Nutrición en embarazo y lactancia: por qué importa
En el embarazo y la lactancia, una alimentación equilibrada, variada y segura ayuda a prevenir complicaciones gestacionales y déficits nutricionales. También contribuye a que la recuperación posparto sea más llevadera, con una base de energía y nutrientes más estable.
En paralelo, conviene mantener una relación flexible con la comida.
«El embarazo y el posparto son etapas exigentes, tanto física como emocionalmente. Debe mantenerse una dieta equilibrada, pero pueden permitirse antojos ocasionales, como disfrutar de un dulce o un capricho puntual, ya que no representan un riesgo para la salud. De hecho, permitirse estos pequeños gestos ayuda a reducir el estrés y contribuye al bienestar emocional, un factor esencial para la madre y el bebé», señala Ana María Román, jefe de servicio de Ginecología y Obstetricia del Hospital Universitario Sanitas La Moraleja
Recomendaciones prácticas de alimentación segura
- Aumentar frutas, verduras y hortalizas. Se recomienda llegar a, al menos, cinco raciones al día por su aporte de vitaminas, minerales, antioxidantes y fibra, que ayudan a la digestión y apoyan el sistema inmunitario. Para reducir riesgos de infecciones como listeriosis o toxoplasmosis, se aconseja un lavado minucioso y, si es posible, el uso de detergente alimentario.

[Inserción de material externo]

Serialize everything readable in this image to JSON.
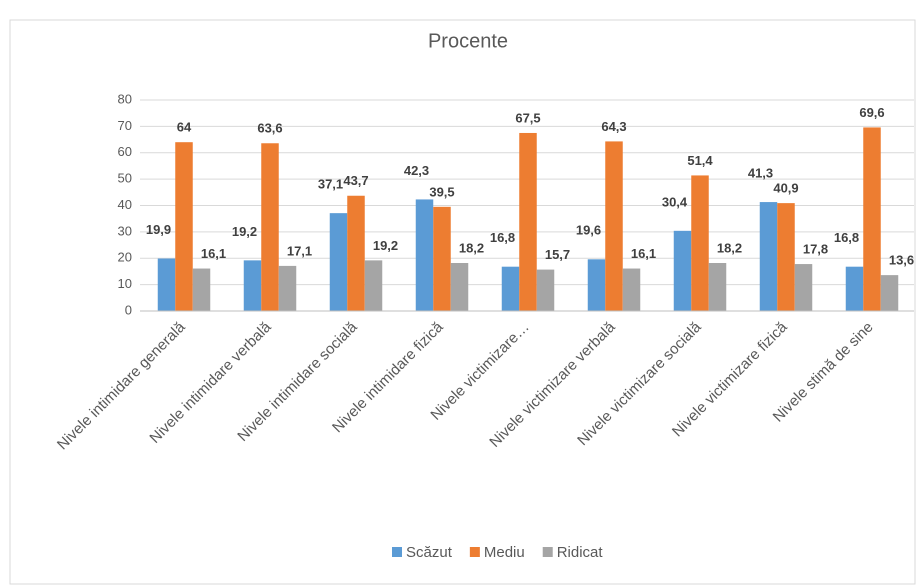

- Incluir lácteos pasteurizados a diario. Se consideran una fuente importante de calcio y proteínas, útiles para el desarrollo óseo del bebé y para cuidar los huesos maternos. Se sugiere tomar entre dos y tres raciones al día, asegurando que sean productos pasteurizados y alternando entre vaca, cabra u oveja; también se mencionan como alternativas ricas en calcio las semillas de sésamo y legumbres como garbanzos.

- Priorizar pescado azul bajo en mercurio. Aporta omega-3, ligado al desarrollo cerebral y visual del feto. Se plantea incluir dos o tres raciones semanales, con opciones como sardina, salmón o trucha, y evitando grandes depredadores (pez espada, atún rojo o lucio) por su posible acumulación de mercurio.
- Optar por cereales integrales y legumbres. Los hidratos de carbono complejos aportan energía de liberación lenta y fibra, lo que puede ayudar frente al estreñimiento. En el caso de las legumbres, suman hierro vegetal y proteínas, y su absorción mejora al combinarlas con alimentos ricos en vitamina C, como cítricos o pimientos.
- Usar sal yodada y consultar suplementos con un profesional. El yodo se describe como esencial para el desarrollo neurológico del bebé y para la función tiroidea de la madre. Si la alimentación no alcanza los 250 microgramos diarios, cifra recomendada por la OMS y la Sociedad Española de Endocrinología, el especialista puede valorar el uso de un suplemento.
- Evitar alimentos de riesgo y hábitos perjudiciales. Se desaconsejan pescados, huevos o carnes crudas, embutidos curados sin cocer, semiconservas, quesos sin pasteurizar y productos mal conservados o que hayan perdido la cadena de frío.